Entre a História e o futuro
Apesar das duas visões da História de Portugal não serem idênticas, representam como autores não portugueses veem e estudam o país e como olham as suas fragilidades e as suas dependências. Estes olhares permitem aceder à interpretação descentrada da realidade nacional e refletir sobre a evolução do país durante a derradeiro período monárquico. Já então, certas características eram apontadas à governação e elites locais, entre estas a dificuldade em seguir estratégias duradouras de desenvolvimento do país e a difícil gestão que os próprios monarcas tinham de fazer para sossegar os vários setores da sociedade. A reincidência de determinadas características ou decisões é, igualmente, mencionada.

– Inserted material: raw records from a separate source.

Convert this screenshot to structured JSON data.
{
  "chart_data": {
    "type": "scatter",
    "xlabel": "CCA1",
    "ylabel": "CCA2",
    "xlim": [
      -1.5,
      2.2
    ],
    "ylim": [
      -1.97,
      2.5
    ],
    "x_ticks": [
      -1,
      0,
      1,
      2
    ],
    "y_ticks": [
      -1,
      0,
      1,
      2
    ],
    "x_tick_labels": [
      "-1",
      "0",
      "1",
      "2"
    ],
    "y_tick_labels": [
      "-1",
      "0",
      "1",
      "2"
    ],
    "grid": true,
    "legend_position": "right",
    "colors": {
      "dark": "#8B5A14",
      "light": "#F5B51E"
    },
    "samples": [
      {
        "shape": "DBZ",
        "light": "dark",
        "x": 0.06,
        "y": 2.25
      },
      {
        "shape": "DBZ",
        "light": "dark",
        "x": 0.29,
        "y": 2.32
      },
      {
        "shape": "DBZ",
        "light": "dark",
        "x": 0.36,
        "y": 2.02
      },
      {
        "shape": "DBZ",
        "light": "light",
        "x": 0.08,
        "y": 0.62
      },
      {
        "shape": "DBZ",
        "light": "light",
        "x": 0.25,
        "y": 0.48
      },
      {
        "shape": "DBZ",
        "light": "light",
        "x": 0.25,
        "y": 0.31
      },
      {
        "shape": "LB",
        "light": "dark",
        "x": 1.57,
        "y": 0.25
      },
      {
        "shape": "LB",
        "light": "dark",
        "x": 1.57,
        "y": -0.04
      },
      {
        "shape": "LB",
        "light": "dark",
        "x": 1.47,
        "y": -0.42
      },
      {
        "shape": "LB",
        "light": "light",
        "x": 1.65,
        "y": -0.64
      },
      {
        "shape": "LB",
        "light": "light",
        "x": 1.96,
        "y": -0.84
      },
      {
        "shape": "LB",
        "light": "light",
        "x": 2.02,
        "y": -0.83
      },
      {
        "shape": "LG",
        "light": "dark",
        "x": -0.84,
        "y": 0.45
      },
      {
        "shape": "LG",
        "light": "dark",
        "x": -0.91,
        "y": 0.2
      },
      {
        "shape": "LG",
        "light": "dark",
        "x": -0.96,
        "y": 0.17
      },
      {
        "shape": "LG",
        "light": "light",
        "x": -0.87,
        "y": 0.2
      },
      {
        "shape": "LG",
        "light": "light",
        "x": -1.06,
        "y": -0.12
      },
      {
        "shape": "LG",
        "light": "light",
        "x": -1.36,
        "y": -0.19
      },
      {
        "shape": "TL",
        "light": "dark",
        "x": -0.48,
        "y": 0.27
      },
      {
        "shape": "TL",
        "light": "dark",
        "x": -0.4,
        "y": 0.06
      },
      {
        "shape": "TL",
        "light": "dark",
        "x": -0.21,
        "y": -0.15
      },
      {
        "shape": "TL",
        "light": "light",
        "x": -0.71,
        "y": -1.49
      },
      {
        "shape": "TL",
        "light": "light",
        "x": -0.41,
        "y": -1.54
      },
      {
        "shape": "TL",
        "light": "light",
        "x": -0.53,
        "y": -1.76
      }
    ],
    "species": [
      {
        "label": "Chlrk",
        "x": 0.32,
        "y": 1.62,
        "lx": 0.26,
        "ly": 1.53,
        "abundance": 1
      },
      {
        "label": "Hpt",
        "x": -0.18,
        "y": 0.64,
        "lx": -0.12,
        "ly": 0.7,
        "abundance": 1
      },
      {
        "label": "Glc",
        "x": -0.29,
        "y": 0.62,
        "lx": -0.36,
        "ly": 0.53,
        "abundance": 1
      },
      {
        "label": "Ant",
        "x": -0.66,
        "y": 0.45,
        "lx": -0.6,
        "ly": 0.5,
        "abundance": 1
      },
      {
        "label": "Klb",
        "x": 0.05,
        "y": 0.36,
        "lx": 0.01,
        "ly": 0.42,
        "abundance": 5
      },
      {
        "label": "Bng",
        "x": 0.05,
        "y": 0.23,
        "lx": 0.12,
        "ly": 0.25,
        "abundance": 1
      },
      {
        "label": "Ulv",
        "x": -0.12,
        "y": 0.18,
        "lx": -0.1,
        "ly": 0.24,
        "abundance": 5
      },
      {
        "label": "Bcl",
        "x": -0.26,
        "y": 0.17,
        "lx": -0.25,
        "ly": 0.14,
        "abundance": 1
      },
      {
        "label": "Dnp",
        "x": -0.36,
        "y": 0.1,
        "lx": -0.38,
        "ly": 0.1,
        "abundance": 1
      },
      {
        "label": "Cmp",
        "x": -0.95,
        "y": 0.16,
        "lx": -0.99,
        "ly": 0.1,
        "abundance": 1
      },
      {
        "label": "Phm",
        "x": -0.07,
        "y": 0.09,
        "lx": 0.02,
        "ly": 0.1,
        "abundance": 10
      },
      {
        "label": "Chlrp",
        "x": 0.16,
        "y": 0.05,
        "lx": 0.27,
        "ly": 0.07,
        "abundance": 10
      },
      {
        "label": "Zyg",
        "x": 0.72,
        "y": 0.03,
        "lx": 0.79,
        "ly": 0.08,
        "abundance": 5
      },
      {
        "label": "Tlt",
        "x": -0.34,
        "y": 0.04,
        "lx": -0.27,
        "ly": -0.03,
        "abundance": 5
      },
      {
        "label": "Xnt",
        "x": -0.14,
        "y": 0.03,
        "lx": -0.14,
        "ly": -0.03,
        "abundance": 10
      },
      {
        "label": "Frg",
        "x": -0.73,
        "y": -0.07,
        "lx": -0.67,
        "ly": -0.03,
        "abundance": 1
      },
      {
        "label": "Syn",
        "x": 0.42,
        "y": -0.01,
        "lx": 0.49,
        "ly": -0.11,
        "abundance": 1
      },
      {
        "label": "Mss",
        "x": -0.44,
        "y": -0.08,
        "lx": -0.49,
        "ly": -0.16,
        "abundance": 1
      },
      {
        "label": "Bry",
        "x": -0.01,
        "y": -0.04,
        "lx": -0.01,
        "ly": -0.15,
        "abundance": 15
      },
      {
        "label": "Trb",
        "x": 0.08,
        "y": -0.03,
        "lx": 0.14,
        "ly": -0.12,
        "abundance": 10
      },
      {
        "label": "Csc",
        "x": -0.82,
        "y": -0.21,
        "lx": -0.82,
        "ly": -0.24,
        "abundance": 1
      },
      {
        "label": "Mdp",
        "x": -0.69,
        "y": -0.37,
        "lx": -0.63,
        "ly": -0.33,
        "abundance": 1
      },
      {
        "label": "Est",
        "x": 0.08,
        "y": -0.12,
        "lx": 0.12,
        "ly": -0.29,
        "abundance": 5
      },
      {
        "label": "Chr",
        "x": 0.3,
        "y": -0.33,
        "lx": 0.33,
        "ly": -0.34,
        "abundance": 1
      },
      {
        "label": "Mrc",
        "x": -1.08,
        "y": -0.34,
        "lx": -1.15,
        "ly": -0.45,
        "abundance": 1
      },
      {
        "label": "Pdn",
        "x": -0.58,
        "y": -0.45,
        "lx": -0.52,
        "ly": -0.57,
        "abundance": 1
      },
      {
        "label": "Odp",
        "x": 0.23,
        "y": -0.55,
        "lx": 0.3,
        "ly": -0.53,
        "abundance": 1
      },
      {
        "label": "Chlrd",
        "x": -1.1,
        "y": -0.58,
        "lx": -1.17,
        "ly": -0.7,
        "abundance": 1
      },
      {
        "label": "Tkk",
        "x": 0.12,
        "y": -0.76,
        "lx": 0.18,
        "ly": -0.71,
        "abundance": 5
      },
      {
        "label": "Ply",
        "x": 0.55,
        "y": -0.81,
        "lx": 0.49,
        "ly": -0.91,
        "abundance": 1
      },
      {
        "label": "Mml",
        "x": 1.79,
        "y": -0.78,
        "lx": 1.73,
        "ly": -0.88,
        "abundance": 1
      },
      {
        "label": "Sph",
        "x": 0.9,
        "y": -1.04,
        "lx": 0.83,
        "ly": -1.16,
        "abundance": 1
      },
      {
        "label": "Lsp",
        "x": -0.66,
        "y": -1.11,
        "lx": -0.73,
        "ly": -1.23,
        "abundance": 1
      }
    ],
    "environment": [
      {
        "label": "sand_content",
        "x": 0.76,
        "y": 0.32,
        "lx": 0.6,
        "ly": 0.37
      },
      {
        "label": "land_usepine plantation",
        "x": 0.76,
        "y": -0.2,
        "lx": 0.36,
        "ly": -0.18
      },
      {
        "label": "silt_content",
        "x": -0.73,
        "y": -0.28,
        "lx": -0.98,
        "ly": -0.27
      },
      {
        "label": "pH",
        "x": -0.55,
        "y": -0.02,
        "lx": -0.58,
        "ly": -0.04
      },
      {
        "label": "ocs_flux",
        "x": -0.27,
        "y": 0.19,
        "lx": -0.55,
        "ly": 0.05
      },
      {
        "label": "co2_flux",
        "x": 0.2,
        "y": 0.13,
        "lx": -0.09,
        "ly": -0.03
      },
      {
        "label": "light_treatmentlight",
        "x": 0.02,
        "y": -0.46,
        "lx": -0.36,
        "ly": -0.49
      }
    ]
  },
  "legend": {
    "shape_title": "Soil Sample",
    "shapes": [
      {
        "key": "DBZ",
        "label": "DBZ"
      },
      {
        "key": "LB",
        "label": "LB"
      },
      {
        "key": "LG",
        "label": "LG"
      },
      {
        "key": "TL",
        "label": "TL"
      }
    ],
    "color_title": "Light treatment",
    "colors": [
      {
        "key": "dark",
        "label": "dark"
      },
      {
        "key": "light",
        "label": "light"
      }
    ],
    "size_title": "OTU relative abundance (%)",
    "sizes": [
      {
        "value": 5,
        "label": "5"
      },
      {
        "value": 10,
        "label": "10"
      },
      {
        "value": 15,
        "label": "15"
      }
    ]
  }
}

Olhar para o progresso e para as grandes obras hoje, não é muito diferente do que se fez anteriormente. Talvez apenas falte debate e uma visão holística dos problemas, em que o localismo só deve existir se significar resiliência para as populações e em que cada projeto deverá servir várias comunidades. Isto é tão válido para as dragagens do Arade como para qualquer outro projeto local, nacional ou europeu. A intervenção local tem de ser pensada globalmente, assim como a intervenção global também tem de ser pensada localmente.